Judy Woodruff: And you can find all of our Brief But Spectacular segments on our website. That's at PBS.org/NewsHour/Brief.

朱迪·伍德拉夫:在当今这个充斥着缩放和FaceTime的世界里,为了找到联系,对话可能比以往任何时候都更为关键。以下是著名设计师弗雷德·达斯特的一段简短而精彩的视频,讲述我们如何才能更好地交谈。

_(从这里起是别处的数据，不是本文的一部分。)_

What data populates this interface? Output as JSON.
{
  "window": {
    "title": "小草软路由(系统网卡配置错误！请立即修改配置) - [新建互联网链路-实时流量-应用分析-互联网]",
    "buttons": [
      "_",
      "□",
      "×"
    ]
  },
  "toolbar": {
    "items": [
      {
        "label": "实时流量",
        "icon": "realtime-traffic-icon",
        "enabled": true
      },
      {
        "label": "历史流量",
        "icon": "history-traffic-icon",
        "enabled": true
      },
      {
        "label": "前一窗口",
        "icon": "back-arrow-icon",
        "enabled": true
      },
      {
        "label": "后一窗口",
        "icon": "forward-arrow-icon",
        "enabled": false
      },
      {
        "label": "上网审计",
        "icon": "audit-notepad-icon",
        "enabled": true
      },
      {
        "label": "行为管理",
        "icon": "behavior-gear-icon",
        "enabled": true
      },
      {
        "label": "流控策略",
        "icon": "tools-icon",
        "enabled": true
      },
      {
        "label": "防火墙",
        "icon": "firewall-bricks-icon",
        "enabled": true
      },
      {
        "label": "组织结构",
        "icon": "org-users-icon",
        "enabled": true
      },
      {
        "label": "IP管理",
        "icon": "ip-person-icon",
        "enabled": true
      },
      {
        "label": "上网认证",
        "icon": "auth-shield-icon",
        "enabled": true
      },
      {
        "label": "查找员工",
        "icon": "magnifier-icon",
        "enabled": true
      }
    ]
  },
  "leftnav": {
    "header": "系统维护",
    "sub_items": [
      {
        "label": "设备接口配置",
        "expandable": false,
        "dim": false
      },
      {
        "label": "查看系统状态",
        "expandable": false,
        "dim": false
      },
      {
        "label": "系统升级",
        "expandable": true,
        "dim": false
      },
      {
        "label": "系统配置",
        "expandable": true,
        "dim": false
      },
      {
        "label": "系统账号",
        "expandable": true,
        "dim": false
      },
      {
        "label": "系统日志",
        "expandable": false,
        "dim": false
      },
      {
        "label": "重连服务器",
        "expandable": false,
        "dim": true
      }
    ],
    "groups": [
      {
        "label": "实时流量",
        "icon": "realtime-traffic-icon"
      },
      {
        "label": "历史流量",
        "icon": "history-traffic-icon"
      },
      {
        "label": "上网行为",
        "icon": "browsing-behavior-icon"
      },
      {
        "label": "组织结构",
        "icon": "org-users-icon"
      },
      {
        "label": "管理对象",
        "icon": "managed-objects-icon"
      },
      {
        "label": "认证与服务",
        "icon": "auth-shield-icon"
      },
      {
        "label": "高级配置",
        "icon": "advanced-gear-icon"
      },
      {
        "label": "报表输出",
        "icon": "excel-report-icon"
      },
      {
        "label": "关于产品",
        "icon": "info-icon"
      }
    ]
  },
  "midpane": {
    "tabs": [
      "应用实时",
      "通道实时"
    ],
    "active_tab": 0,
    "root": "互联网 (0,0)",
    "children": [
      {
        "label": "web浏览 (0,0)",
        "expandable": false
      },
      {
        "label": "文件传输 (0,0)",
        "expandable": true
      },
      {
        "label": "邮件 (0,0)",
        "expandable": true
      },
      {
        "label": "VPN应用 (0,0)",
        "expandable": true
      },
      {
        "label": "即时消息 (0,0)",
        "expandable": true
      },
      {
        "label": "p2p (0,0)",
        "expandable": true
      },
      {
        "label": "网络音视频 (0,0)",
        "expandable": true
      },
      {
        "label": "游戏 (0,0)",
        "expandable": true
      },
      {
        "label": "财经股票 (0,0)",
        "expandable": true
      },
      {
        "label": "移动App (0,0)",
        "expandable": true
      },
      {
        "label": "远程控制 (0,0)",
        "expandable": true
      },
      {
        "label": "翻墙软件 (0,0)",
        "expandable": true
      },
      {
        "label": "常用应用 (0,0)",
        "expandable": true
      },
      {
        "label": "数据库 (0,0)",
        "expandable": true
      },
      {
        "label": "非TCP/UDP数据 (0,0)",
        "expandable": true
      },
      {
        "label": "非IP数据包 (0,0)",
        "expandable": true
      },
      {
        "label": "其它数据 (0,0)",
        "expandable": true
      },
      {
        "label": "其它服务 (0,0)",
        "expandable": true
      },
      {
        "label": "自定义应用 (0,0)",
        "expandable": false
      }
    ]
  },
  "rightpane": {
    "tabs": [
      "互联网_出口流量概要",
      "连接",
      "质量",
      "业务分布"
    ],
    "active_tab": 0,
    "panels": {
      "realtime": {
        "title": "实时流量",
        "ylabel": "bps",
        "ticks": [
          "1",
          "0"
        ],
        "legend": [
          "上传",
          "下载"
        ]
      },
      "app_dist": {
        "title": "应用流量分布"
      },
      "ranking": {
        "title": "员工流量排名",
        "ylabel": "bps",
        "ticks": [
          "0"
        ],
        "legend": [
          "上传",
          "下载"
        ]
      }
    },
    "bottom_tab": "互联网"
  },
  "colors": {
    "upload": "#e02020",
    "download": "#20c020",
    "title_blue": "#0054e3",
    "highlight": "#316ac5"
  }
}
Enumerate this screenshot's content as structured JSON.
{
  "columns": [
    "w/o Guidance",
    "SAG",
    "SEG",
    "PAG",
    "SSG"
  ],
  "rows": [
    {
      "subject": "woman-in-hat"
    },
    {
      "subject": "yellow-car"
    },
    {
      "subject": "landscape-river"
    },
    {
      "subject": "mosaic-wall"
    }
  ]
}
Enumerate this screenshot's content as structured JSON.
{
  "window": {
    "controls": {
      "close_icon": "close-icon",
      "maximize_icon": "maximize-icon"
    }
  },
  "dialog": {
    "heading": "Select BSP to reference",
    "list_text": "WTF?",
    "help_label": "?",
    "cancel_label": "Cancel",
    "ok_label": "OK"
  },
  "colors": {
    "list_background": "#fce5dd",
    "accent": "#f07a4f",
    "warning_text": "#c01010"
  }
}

弗雷德·达斯特:我在厨房跟你说话。原因是,我认为第一个夺走我们谈话的技术是电视。无意冒犯,PBS新闻,我爱你。但是当我们把晚餐送到电视上的那一刻,就像我们在50年代做的那样,我们开始失去在美国和世界上的对话。我母亲碰巧是一个非常出色的听众。她有一张这样的脸。然而,我妈妈在我24岁的时候中风了,再也听不清了。当你失去一个人,她以某种身份消失,你开始意识到你的生活需要充实。我意识到我的生活必须充实,因为我必须尽可能多地与人见面,与人交谈。我是一个同性恋孩子,在一所私立学校长大,父亲是一个校长,他想要一个完美的儿子。所以,我不得不踢足球,和啦啦队队员约会。所以我迷上了一个不是我的角色。与此同时,艾滋病也来袭。所以我们基本上看到了对同性恋的种族灭绝。我害怕在那一刻出来。但当我最终做到的时候,那是装腔作势。这是一个积极的组织,专注于艺术,创造力和艾滋病,我最终与之共事。最好的谈话是人们觉得安全的谈话。在这样的谈话中,你可以设计很多东西。我有人在找我们的财产,我看到他的卡车,上面有一堆我没有投票支持的候选人的标签。所以我就走下来自我介绍。我们聊了一会儿。我说嘿,仅供参考,如果你在打猎,我们有条狗。我们有孩子到处跑。小心点。他就像,没问题。然后我就说,嘿,还有,我们也喜欢鹿肉,所以顺便来点鹿肉。所以,我们甚至没有谈论政治。我们刚刚谈了他,他的儿子。这是我们可以进行很长一段时间的谈话的开始。我还有一个与直觉相反的想法,那就是,当你不能和某人交谈时,就和他们做点什么。所以,我有一个年轻女子,她最近给我发邮件说,她父亲正在教她打高尔夫球,因为她不想谈论政治。我觉得世界上的一切都是设计好的。设计或创意的作用是非常非常仔细地思考你所做的事情。我们做的最重要的事情之一就是交谈。每次谈话都会改变话题。我的名字是弗雷德·达斯特,这是我简短而精彩的谈话。

朱迪·伍德拉夫:你可以在我们的网站上找到我们所有简短但精彩的片段,请登录PBS.org/NewsHour/Brief.